The PCA analysis of 14 Romanian listed shares for the period Sept 3, 2012 – Dec 31, 2014 (excluding several blue chips that arrived on the market after Sept 2012 – Romgaz, Electrica, Nuclearelectrica) is based on 581 daily log-return series for each company. Before conducting the PCA analysis two preliminary tests were taken into consideration – Kaiser-Meyer-Olkin Measure of Sampling Adequacy (KMO) that has a value of 0.892 (threshold value of 0.6 is considered as a minimum; closer to 1.0 the better) and Bartlett's Test of Sphericity.


The results:
(1)      Percent of variance of returns series of the 14 Romanian shares explained by the first component – 30.3% and by the second component – 7.8%; so cumulatively the first two components are able to explain as much as 38.1% of the variance of the returns. And together with the third component the % of the variance explained is 44.2%.  The first component can be interpreted as “market wide” component.

(2)    Proportion of variance of the 14 Romanian shares that can be explained by the 2 components (can be defined as the sum of the squared factor loadings) - high for SIF3, SIF1 and Transelectrica but rather low for the pharma shares – Biofarm (BIO), Antibiotice (ATB) and Fondul Proprietatea (FP).

(3)    How the companies can be combined into groups with respect to how they respond to the 2 components?
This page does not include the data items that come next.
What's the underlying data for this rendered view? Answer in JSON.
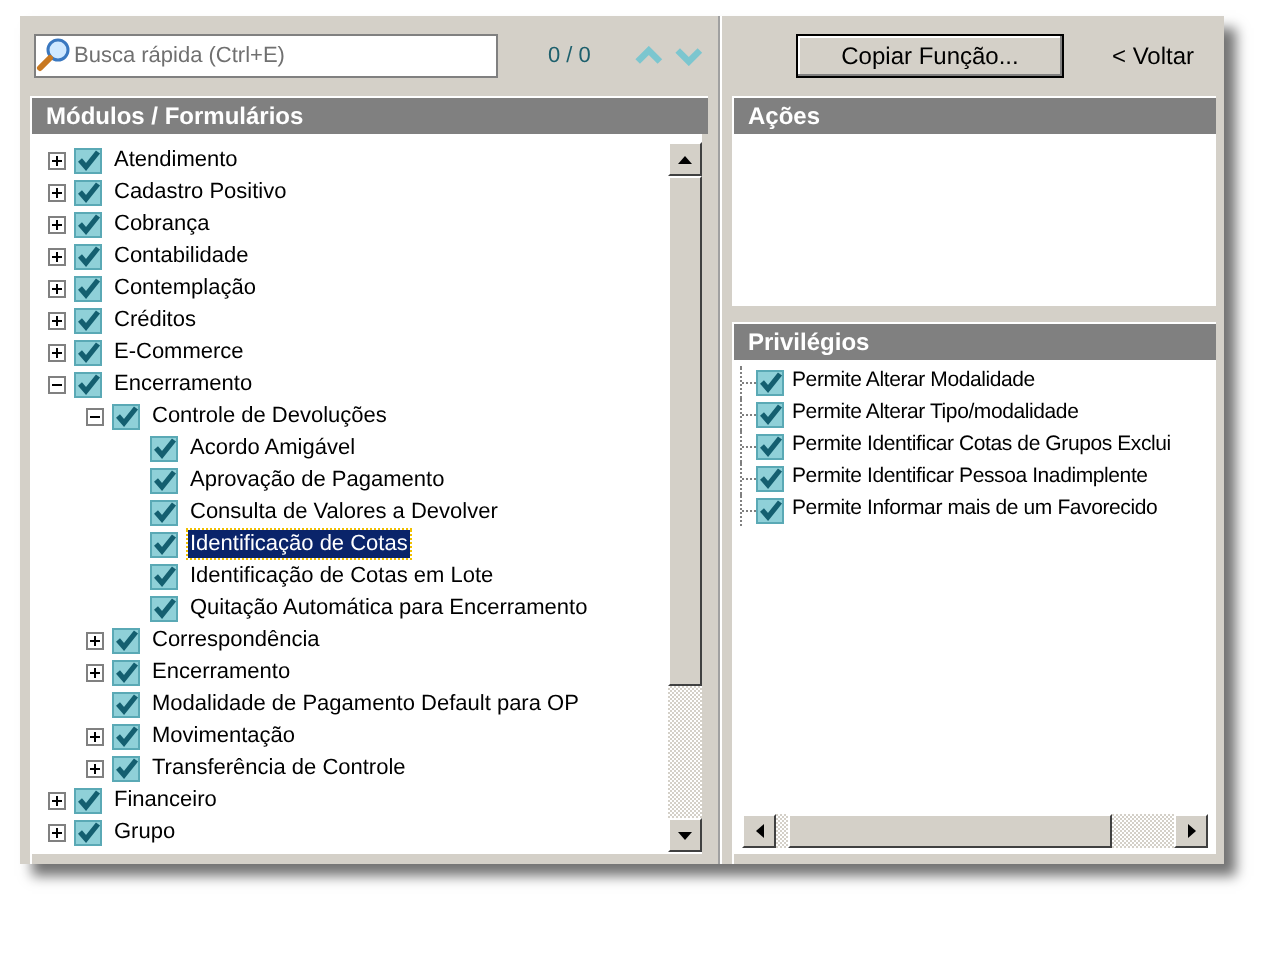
{
  "search": {
    "placeholder": "Busca rápida (Ctrl+E)",
    "count": "0 / 0"
  },
  "toolbar": {
    "copy_button": "Copiar Função...",
    "back_link": "< Voltar"
  },
  "modules": {
    "title": "Módulos / Formulários",
    "tree": [
      {
        "label": "Atendimento",
        "checked": true,
        "expanded": false,
        "selected": false
      },
      {
        "label": "Cadastro Positivo",
        "checked": true,
        "expanded": false,
        "selected": false
      },
      {
        "label": "Cobrança",
        "checked": true,
        "expanded": false,
        "selected": false
      },
      {
        "label": "Contabilidade",
        "checked": true,
        "expanded": false,
        "selected": false
      },
      {
        "label": "Contemplação",
        "checked": true,
        "expanded": false,
        "selected": false
      },
      {
        "label": "Créditos",
        "checked": true,
        "expanded": false,
        "selected": false
      },
      {
        "label": "E-Commerce",
        "checked": true,
        "expanded": false,
        "selected": false
      },
      {
        "label": "Encerramento",
        "checked": true,
        "expanded": true,
        "selected": false,
        "children": [
          {
            "label": "Controle de Devoluções",
            "checked": true,
            "expanded": true,
            "selected": false,
            "children": [
              {
                "label": "Acordo Amigável",
                "checked": true,
                "selected": false
              },
              {
                "label": "Aprovação de Pagamento",
                "checked": true,
                "selected": false
              },
              {
                "label": "Consulta de Valores a Devolver",
                "checked": true,
                "selected": false
              },
              {
                "label": "Identificação de Cotas",
                "checked": true,
                "selected": true
              },
              {
                "label": "Identificação de Cotas em Lote",
                "checked": true,
                "selected": false
              },
              {
                "label": "Quitação Automática para Encerramento",
                "checked": true,
                "selected": false
              }
            ]
          },
          {
            "label": "Correspondência",
            "checked": true,
            "expanded": false,
            "selected": false
          },
          {
            "label": "Encerramento",
            "checked": true,
            "expanded": false,
            "selected": false
          },
          {
            "label": "Modalidade de Pagamento Default para OP",
            "checked": true,
            "selected": false
          },
          {
            "label": "Movimentação",
            "checked": true,
            "expanded": false,
            "selected": false
          },
          {
            "label": "Transferência de Controle",
            "checked": true,
            "expanded": false,
            "selected": false
          }
        ]
      },
      {
        "label": "Financeiro",
        "checked": true,
        "expanded": false,
        "selected": false
      },
      {
        "label": "Grupo",
        "checked": true,
        "expanded": false,
        "selected": false
      }
    ]
  },
  "actions": {
    "title": "Ações"
  },
  "privileges": {
    "title": "Privilégios",
    "items": [
      {
        "label": "Permite Alterar Modalidade",
        "checked": true
      },
      {
        "label": "Permite Alterar Tipo/modalidade",
        "checked": true
      },
      {
        "label": "Permite Identificar Cotas de Grupos Exclui",
        "checked": true
      },
      {
        "label": "Permite Identificar Pessoa Inadimplente",
        "checked": true
      },
      {
        "label": "Permite Informar mais de um Favorecido",
        "checked": true
      }
    ]
  }
}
Answer to this question provides the “pattern matrix”. So, in the first group we have: Transelectrica, Bucharest Stock Exchange, BRD, Banca Transilvania, Transgaz and Petrom. Almost all the large caps fall in one group (intuitive, isn’t; but this also means in case the first component is the general market we cannot rely on having sort of safe havens and really defensive stocks). Also interesting is the second group – all the SIFs (negative loadings to the second component). The SIFs have low loadings with respect to the first component (market component) – so there is opportunity for diversification between the 2 group of stocks identified. The correlation between the 2 components is -0.519.


This publication is for information purposes only and should not be construed as a solicitation or an offer to buy or sell any securities.